メンバー::小野木
2年前に東南アジア最高峰キナバル山4095m へ登ってから密かに、次はキリマンジャロと思っていました。
それがこの春休みの期間に、航空券が安く手に入り行き当たりばったりの現地調達で登ってきましたので、ご報告致します。
使ったツアー会社は、「NYANGE ADVENTUERS」というところ、費用はおよそ1500ドルと決して安い物ではありませんでしたが、満足のいくところでした。
3月26日 マチャメゲート1800m 〜 マチャメキャンプ 2835m
初日午前9時にホテルまで迎えに来てもらい全員集合、登山口のマチャメゲートまで1時間ぐらいをマイクロバスで走りました。

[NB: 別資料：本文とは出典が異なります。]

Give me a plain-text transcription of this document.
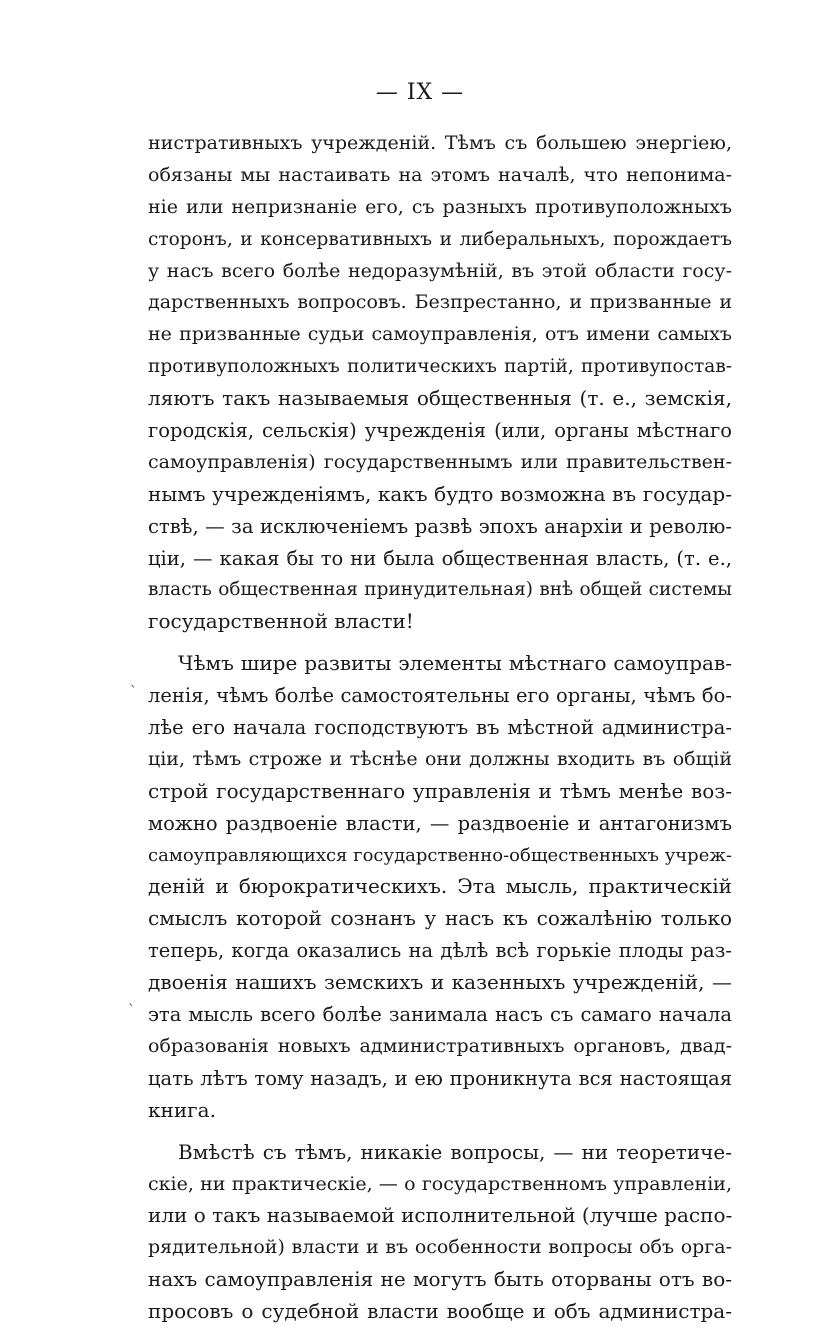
— IX —
нистративныхъ учрежденій. Тѣмъ съ большею энергіею,
обязаны мы настаивать на этомъ началѣ, что непонима-
ніе или непризнаніе его, съ разныхъ противуположныхъ
сторонъ, и консервативныхъ и либеральныхъ, порождаетъ
у насъ всего болѣе недоразумѣній, въ этой области госу-
дарственныхъ вопросовъ. Безпрестанно, и призванные и
не призванные судьи самоуправленія, отъ имени самыхъ
противуположныхъ политическихъ партій, противупостав-
ляютъ такъ называемыя общественныя (т. е., земскія,
городскія, сельскія) учрежденія (или, органы мѣстнаго
самоуправленія) государственнымъ или правительствен-
нымъ учрежденіямъ, какъ будто возможна въ государ-
ствѣ, — за исключеніемъ развѣ эпохъ анархіи и револю-
ціи, — какая бы то ни была общественная власть, (т. е.,
власть общественная принудительная) внѣ общей системы
государственной власти!
Чѣмъ шире развиты элементы мѣстнаго самоуправ-
ленія, чѣмъ болѣе самостоятельны его органы, чѣмъ бо-
лѣе его начала господствуютъ въ мѣстной администра-
ціи, тѣмъ строже и тѣснѣе они должны входить въ общій
строй государственнаго управленія и тѣмъ менѣе воз-
можно раздвоеніе власти, — раздвоеніе и антагонизмъ
самоуправляющихся государственно-общественныхъ учреж-
деній и бюрократическихъ. Эта мысль, практическій
смыслъ которой сознанъ у насъ къ сожалѣнію только
теперь, когда оказались на дѣлѣ всѣ горькіе плоды раз-
двоенія нашихъ земскихъ и казенныхъ учрежденій, —
эта мысль всего болѣе занимала насъ съ самаго начала
образованія новыхъ административныхъ органовъ, двад-
цать лѣтъ тому назадъ, и ею проникнута вся настоящая
книга.
Вмѣстѣ съ тѣмъ, никакіе вопросы, — ни теоретиче-
скіе, ни практическіе, — о государственномъ управленіи,
или о такъ называемой исполнительной (лучше распо-
рядительной) власти и въ особенности вопросы объ орга-
нахъ самоуправленія не могутъ быть оторваны отъ во-
просовъ о судебной власти вообще и объ администра-
ˎ
ˋ
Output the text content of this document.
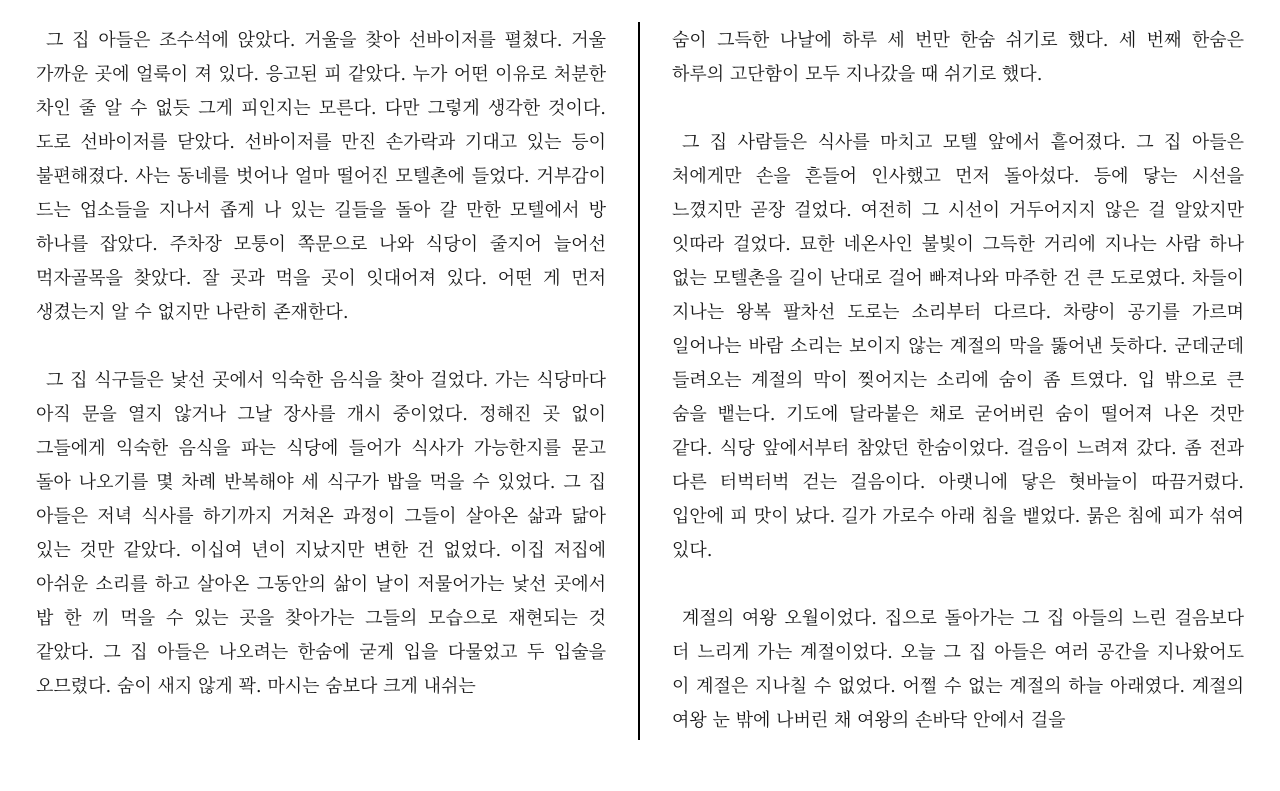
그 집 아들은 조수석에 앉았다. 거울을 찾아 선바이저를 펼쳤다. 거울 가까운 곳에 얼룩이 져 있다. 응고된 피 같았다. 누가 어떤 이유로 처분한 차인 줄 알 수 없듯 그게 피인지는 모른다. 다만 그렇게 생각한 것이다. 도로 선바이저를 닫았다. 선바이저를 만진 손가락과 기대고 있는 등이 불편해졌다. 사는 동네를 벗어나 얼마 떨어진 모텔촌에 들었다. 거부감이 드는 업소들을 지나서 좁게 나 있는 길들을 돌아 갈 만한 모텔에서 방 하나를 잡았다. 주차장 모퉁이 쪽문으로 나와 식당이 줄지어 늘어선 먹자골목을 찾았다. 잘 곳과 먹을 곳이 잇대어져 있다. 어떤 게 먼저 생겼는지 알 수 없지만 나란히 존재한다.

그 집 식구들은 낯선 곳에서 익숙한 음식을 찾아 걸었다. 가는 식당마다 아직 문을 열지 않거나 그날 장사를 개시 중이었다. 정해진 곳 없이 그들에게 익숙한 음식을 파는 식당에 들어가 식사가 가능한지를 묻고 돌아 나오기를 몇 차례 반복해야 세 식구가 밥을 먹을 수 있었다. 그 집 아들은 저녁 식사를 하기까지 거쳐온 과정이 그들이 살아온 삶과 닮아 있는 것만 같았다. 이십여 년이 지났지만 변한 건 없었다. 이집 저집에 아쉬운 소리를 하고 살아온 그동안의 삶이 날이 저물어가는 낯선 곳에서 밥 한 끼 먹을 수 있는 곳을 찾아가는 그들의 모습으로 재현되는 것 같았다. 그 집 아들은 나오려는 한숨에 굳게 입을 다물었고 두 입술을 오므렸다. 숨이 새지 않게 꽉. 마시는 숨보다 크게 내쉬는

숨이 그득한 나날에 하루 세 번만 한숨 쉬기로 했다. 세 번째 한숨은 하루의 고단함이 모두 지나갔을 때 쉬기로 했다.

그 집 사람들은 식사를 마치고 모텔 앞에서 흩어졌다. 그 집 아들은 처에게만 손을 흔들어 인사했고 먼저 돌아섰다. 등에 닿는 시선을 느꼈지만 곧장 걸었다. 여전히 그 시선이 거두어지지 않은 걸 알았지만 잇따라 걸었다. 묘한 네온사인 불빛이 그득한 거리에 지나는 사람 하나 없는 모텔촌을 길이 난대로 걸어 빠져나와 마주한 건 큰 도로였다. 차들이 지나는 왕복 팔차선 도로는 소리부터 다르다. 차량이 공기를 가르며 일어나는 바람 소리는 보이지 않는 계절의 막을 뚫어낸 듯하다. 군데군데 들려오는 계절의 막이 찢어지는 소리에 숨이 좀 트였다. 입 밖으로 큰 숨을 뱉는다. 기도에 달라붙은 채로 굳어버린 숨이 떨어져 나온 것만 같다. 식당 앞에서부터 참았던 한숨이었다. 걸음이 느려져 갔다. 좀 전과 다른 터벅터벅 걷는 걸음이다. 아랫니에 닿은 혓바늘이 따끔거렸다. 입안에 피 맛이 났다. 길가 가로수 아래 침을 뱉었다. 묽은 침에 피가 섞여 있다.

계절의 여왕 오월이었다. 집으로 돌아가는 그 집 아들의 느린 걸음보다 더 느리게 가는 계절이었다. 오늘 그 집 아들은 여러 공간을 지나왔어도 이 계절은 지나칠 수 없었다. 어쩔 수 없는 계절의 하늘 아래였다. 계절의 여왕 눈 밖에 나버린 채 여왕의 손바닥 안에서 걸을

すぐに出発出来るのかと思っていてもなかなか出発しません。結局、スタートは12時でした。
今日の行程は約4時間半ぐらいで、うっそうとした樹林帯の中をゆっくりゆっくり、スワヒリ語でポレポレと言いながら歩きます。
そんな中をポーター達は20kg 以上はあろうかと思われる荷物を持って颯爽と抜いていきます。なかには、パイプ椅子のようなものを担いでいるポーターもいます。こちらは自分の身の回りの品々しか持っていないのに。
やっとこさ、と言う感じで本日のキャンプ地マチャメキャンプに到着、午後4時半ぐらいでした。
もうすでに我々のテントは設営されていて、びっくりすることに洗面器一杯のお湯が出てきました。これで足や顔を洗えというもの、食事も何もしないで待っていれば、おいしい食事が出てきました。まさに大名になった気分。
これはちょっと大変な登山になったぞ、と思いました。
【コースタイム】
マチャメゲート 12:00〜16:30 マチャメキャンプ
本日のテントです。ずっと同じテントに泊まりました。 マチャメキャンプの看板
ティータイムとしてポップコーンがでました。 この食堂テントで食事をします。
3月27日 マチャメキャンプ 2835m 〜シラキャンプ 3750m
今日の行程は3時間ぐらいと聞いて、意気揚々と我々は出発しました。
このキリマンジャロ登山は、日々の行程毎に植生が変わりすごく興味深いものがありました。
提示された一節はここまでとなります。